Chapter 2 builds on the “culture material” in the first chapter by exploring how culture is created in one of two ways:
1. Through the influence of instincts, a largely non-sociological (‘nature’) approach to understanding culture.
2. Through the influence of our social environment, a conventional sociological approach that outlines different types and agencies of socialisation.
More-specifically the chapter covers the process of socialisation in terms of:
• Feral children
• Types of socialisation (primary, secondary, etc.)
• Formal and Informal social control
• Agencies of socialisation (primary and secondary)
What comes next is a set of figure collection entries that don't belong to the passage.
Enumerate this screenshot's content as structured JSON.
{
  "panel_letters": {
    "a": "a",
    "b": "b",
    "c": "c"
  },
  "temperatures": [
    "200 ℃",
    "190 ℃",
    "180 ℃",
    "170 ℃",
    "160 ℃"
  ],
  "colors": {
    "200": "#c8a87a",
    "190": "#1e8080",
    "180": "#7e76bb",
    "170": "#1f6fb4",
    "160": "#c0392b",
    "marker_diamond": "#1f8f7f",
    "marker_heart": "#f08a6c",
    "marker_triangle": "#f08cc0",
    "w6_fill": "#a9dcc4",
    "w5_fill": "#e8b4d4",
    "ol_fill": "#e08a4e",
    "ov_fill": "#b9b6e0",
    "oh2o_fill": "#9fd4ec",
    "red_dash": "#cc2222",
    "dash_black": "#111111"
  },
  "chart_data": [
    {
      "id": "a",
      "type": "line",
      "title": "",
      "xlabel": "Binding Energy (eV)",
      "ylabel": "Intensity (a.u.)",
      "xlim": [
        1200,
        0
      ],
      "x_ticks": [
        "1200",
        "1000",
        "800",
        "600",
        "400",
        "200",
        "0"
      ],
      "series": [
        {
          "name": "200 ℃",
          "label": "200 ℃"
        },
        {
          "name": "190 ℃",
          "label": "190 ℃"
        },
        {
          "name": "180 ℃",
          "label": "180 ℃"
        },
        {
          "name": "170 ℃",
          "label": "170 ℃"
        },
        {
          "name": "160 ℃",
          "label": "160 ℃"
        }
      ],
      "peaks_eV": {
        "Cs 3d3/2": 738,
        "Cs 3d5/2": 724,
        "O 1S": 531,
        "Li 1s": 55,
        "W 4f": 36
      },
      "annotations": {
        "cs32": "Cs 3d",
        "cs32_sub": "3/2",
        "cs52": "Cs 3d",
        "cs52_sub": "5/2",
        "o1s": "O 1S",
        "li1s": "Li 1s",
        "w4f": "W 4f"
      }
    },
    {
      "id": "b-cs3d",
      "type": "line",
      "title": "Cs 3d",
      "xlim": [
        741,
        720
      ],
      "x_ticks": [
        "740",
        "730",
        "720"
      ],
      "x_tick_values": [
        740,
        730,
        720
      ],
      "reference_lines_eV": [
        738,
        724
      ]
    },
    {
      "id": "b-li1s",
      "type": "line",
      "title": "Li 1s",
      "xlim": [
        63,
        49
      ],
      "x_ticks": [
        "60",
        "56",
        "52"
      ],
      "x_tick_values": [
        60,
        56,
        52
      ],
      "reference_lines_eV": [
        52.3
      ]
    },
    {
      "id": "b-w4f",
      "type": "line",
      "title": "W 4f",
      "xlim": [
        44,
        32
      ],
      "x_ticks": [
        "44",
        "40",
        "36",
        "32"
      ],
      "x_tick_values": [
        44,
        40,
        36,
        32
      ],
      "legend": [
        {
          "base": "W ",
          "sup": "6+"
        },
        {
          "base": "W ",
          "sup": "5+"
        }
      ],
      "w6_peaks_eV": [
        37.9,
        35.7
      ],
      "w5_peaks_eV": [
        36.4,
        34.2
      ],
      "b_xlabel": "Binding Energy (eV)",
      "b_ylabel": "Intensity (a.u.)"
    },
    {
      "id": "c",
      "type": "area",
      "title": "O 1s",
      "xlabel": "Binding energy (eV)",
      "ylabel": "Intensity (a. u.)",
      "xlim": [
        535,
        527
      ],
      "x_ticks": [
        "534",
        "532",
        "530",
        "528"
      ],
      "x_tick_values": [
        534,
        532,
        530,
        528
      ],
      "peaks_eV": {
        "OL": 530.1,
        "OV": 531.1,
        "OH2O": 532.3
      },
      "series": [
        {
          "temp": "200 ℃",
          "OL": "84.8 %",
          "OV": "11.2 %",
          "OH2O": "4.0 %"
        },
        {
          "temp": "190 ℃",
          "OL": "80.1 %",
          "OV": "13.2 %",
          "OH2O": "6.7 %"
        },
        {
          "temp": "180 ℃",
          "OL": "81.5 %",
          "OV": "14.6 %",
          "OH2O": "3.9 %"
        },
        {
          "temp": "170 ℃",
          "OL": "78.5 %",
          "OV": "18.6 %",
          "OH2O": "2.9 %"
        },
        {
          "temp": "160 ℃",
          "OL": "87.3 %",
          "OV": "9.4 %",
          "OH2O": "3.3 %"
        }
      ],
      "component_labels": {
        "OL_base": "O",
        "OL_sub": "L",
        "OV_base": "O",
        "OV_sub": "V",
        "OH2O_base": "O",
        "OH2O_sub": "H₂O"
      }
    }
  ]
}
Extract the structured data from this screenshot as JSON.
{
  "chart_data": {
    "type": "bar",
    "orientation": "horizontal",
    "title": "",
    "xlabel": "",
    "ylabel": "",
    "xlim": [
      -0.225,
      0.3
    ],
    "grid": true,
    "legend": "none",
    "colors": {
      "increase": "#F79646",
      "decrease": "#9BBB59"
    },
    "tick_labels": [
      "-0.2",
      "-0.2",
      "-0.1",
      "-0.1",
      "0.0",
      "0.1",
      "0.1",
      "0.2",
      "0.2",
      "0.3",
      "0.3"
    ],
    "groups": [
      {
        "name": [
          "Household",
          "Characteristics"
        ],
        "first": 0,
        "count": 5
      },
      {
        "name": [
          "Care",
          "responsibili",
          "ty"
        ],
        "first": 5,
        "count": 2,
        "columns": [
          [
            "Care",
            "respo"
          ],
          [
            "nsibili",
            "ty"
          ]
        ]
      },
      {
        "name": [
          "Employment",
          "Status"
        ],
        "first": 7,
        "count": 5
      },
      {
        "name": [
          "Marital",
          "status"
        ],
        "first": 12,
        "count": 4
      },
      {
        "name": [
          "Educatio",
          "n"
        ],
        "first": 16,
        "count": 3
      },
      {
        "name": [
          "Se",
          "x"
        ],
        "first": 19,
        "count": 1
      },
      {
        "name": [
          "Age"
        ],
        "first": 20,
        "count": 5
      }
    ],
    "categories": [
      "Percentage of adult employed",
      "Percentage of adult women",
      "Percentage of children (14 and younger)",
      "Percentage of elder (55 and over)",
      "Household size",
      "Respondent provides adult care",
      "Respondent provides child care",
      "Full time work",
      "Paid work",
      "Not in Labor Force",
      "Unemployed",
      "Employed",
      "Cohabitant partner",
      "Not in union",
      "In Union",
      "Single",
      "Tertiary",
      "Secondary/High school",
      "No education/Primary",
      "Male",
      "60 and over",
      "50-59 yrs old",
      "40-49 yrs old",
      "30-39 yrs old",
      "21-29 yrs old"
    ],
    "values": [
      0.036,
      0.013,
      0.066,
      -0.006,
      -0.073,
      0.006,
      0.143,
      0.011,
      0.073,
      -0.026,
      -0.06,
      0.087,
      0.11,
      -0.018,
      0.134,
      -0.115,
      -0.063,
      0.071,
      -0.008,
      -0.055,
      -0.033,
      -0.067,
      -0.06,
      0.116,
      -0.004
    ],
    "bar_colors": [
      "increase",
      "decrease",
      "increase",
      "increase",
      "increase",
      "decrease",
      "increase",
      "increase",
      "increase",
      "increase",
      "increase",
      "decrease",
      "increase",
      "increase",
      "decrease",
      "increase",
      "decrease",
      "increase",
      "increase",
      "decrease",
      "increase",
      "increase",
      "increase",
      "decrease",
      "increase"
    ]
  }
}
• Structure and Action approaches
• Consensus perspectives (Functionalism)
• Conflict perspectives (Marxism, Feminism)
• Action perspectives
• Postmodern perspectives
For those of you who worry about such things the book was originally written for the OCR Specification but since it’s really just a general introduction to culture and socialisation it will cause no harm if students following other Specifications are exposed to the material it contains. Whether it will do you or them any good is, of course, not something on which I wish to speculate.
As with the previous chapter some printer’s marks are visible and a few illustrations that appear in the final version have not been included for the deceptively simple reason that I wasn’t involved in their selection and I can’t be bothered to look in the book to see what they were. That’s probably two reasons, I grant you, but you probably get the drift.